All of ONDA's work to protect Oregon's high desert benefits this unique species. Your donation will support campaigns to preserve wilderness areas that will benefit and protect the vital sagebrush habitat which is critical for the pygmy rabbit to survive and thrive. With your help, pygmy rabbits will not be lost to future generations.
Activities currently underway in our Central Oregon Wilderness Campaigns , Owyhee Wilderness Campaign, Hart-Sheldon Wildlife Connectivity Project, Badlands Wilderness, and our Sage-grouse core habitat mapping program need community support and resources to help ensure sagebrush systems remain intact for all sensitive wildlife, most notably, the pygmy rabbit.
Thank you for supporting this important work to conserve the pygmy rabbit. Caring people like you can and will make a difference in the preservation of Oregon's unique desert ecosystem and the creatures that call these landscapes home.
About The Wildlife In The Owyhee Canyonlands The broad sage brush steppe uplands that flank these Wild and Scenic Rivers contain nationally significant public lands. Among them are hundreds of thousands of acres of outstanding desert wilderness and important sage steppe and riparian wildlife habitat. The Owyhee country is home to redband trout, pronghorn, California bighorn sheep, pygmy rabbit, Brewer's sparrow, sage thrasher, horned lark, northern sagebrush lizard, short-horned lizard, and one of the highest concentrations of sage grouse leks (breeding areas) in southeast Oregon.
About the Pygmy Rabbit
Physical Characteristics The pygmy rabbit is 9 to 11 inches long with a to 1 inch long tail and weighs 13 to 16 ounces. It is the smallest rabbit in the world. The fur on its back is long and silky. In the summer the fur is brown but in the winter it fades to gray. Its torso or underside is a whitish color. Its ears are short and have fur only on the inside edge.

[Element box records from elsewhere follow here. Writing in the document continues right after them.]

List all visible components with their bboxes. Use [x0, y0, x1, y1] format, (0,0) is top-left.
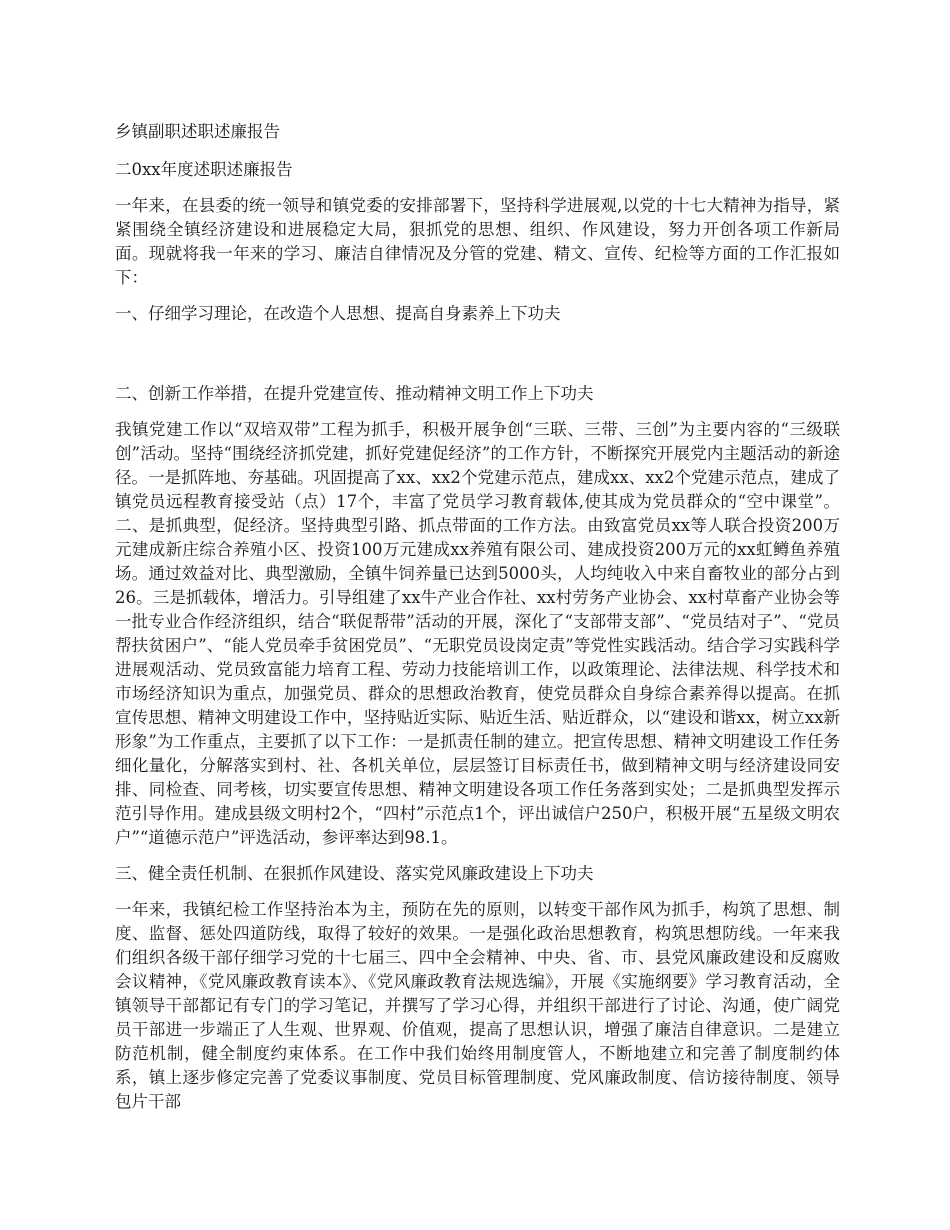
intro-paragraph: 一年来，在县委的统一领导和镇党委的安排部署下，坚持科学进展观,以党的十七大精神为指导，紧紧围绕全镇经济建设和进展稳定大局，狠抓党的思想、组织、作风建设，努力开创各项工作新局面。现就将我一年来的学习、廉洁自律情况及分管的党建、精文、宣传、纪检等方面的工作汇报如下： [115, 196, 840, 287]
section-2-body: 我镇党建工作以“双培双带”工程为抓手，积极开展争创“三联、三带、三创”为主要内容的“三级联创”活动。坚持“围绕经济抓党建，抓好党建促经济”的工作方针，不断探究开展党内主题活动的新途径。一是抓阵地、夯基础。巩固提高了xx、xx2个党建示范点，建成xx、xx2个党建示范点，建成了镇党员远程教育接受站（点）17个，丰富了党员学习教育载体,使其成为党员群众的“空中课堂”。二、是抓典型，促经济。坚持典型引路、抓点带面的工作方法。由致富党员xx等人联合投资200万元建成新庄综合养殖小区、投资100万元建成xx养殖有限公司、建成投资200万元的xx虹鳟鱼养殖场。通过效益对比、典型激励，全镇牛饲养量已达到5000头，人均纯收入中来自畜牧业的部分占到26。三是抓载体，增活力。引导组建了xx牛产业合作社、xx村劳务产业协会、xx村草畜产业协会等一批专业合作经济组织，结合“联促帮带”活动的开展，深化了“支部带支部”、“党员结对子”、“党员帮扶贫困户”、“能人党员牵手贫困党员”、“无职党员设岗定责”等党性实践活动。结合学习实践科学进展观活动、党员致富能力培育工程、劳动力技能培训工作，以政策理论、法律法规、科学技术和市场经济知识为重点，加强党员、群众的思想政治教育，使党员群众自身综合素养得以提高。在抓宣传思想、精神文明建设工作中，坚持贴近实际、贴近生活、贴近群众，以“建设和谐xx，树立xx新形象”为工作重点，主要抓了以下工作：一是抓责任制的建立。把宣传思想、精神文明建设工作任务细化量化，分解落实到村、社、各机关单位，层层签订目标责任书，做到精神文明与经济建设同安排、同检查、同考核，切实要宣传思想、精神文明建设各项工作任务落到实处；二是抓典型发挥示范引导作用。建成县级文明村2个，“四村”示范点1个，评出诚信户250户，积极开展“五星级文明农户”“道德示范户”评选活动，参评率达到98.1。 [115, 420, 840, 847]
section-1-heading: 一、仔细学习理论，在改造个人思想、提高自身素养上下功夫 [115, 304, 561, 323]
document-subtitle: 二0xx年度述职述廉报告 [115, 160, 293, 179]
document-page [115, 120, 840, 1126]
blank-gap [115, 338, 840, 382]
section-3-body: 一年来，我镇纪检工作坚持治本为主，预防在先的原则，以转变干部作风为抓手，构筑了思想、制度、监督、惩处四道防线，取得了较好的效果。一是强化政治思想教育，构筑思想防线。一年来我们组织各级干部仔细学习党的十七届三、四中全会精神、中央、省、市、县党风廉政建设和反腐败会议精神，《党风廉政教育读本》、《党风廉政教育法规选编》，开展《实施纲要》学习教育活动，全镇领导干部都记有专门的学习笔记，并撰写了学习心得，并组织干部进行了讨论、沟通，使广阔党员干部进一步端正了人生观、世界观、价值观，提高了思想认识，增强了廉洁自律意识。二是建立防范机制，健全制度约束体系。在工作中我们始终用制度管人，不断地建立和完善了制度制约体系，镇上逐步修定完善了党委议事制度、党员目标管理制度、党风廉政制度、信访接待制度、领导包片干部 [115, 900, 840, 1111]
section-3-heading: 三、健全责任机制、在狠抓作风建设、落实党风廉政建设上下功夫 [115, 864, 594, 883]
section-2-heading: 二、创新工作举措，在提升党建宣传、推动精神文明工作上下功夫 [115, 384, 594, 403]
document-title: 乡镇副职述职述廉报告 [115, 122, 280, 141]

Behavioral Characteristics The pygmy rabbit is a solitary animal however it will make whistling calls if it detects a nearby predator in order to warn its neighbors of the danger. It uses its claws to dig a large burrow system underground with several entrances. It uses its burrows to travel to different feeding areas. They normally do not leap, mostly scampering close to the ground.
Life Cycle The location of the population of the pygmy rabbit determines the breeding season. In Idaho the breeding season is from March to May and in Utah the breeding season is from February to March. Each female can produce up to 3 litters in a single breeding season. The gestation or pregnancy lasts 27 to 30 days. Each litter has 4 to 8 offspring with an average of 6. Both the male and the female of this species appear to reach sexual maturity at about 11 months old. The lifespan of this animal is not well known. Most (88%) die from predation. This includes infants, juveniles and adults. The majority of deaths occur between birth and 5 weeks old.
Diet The pygmy rabbit is herbivorous, feeding mostly on big sagebrush. It also will eat other plant species that are closely related to the big sagebrush. It climbs far into the bush before starting to eat which is unusual for a rabbit.
Habitat The pygmy rabbit is found in the western United States of America in an area known as the Great Basin. It occupies arid habitats where there is an abundance of big sagebrush.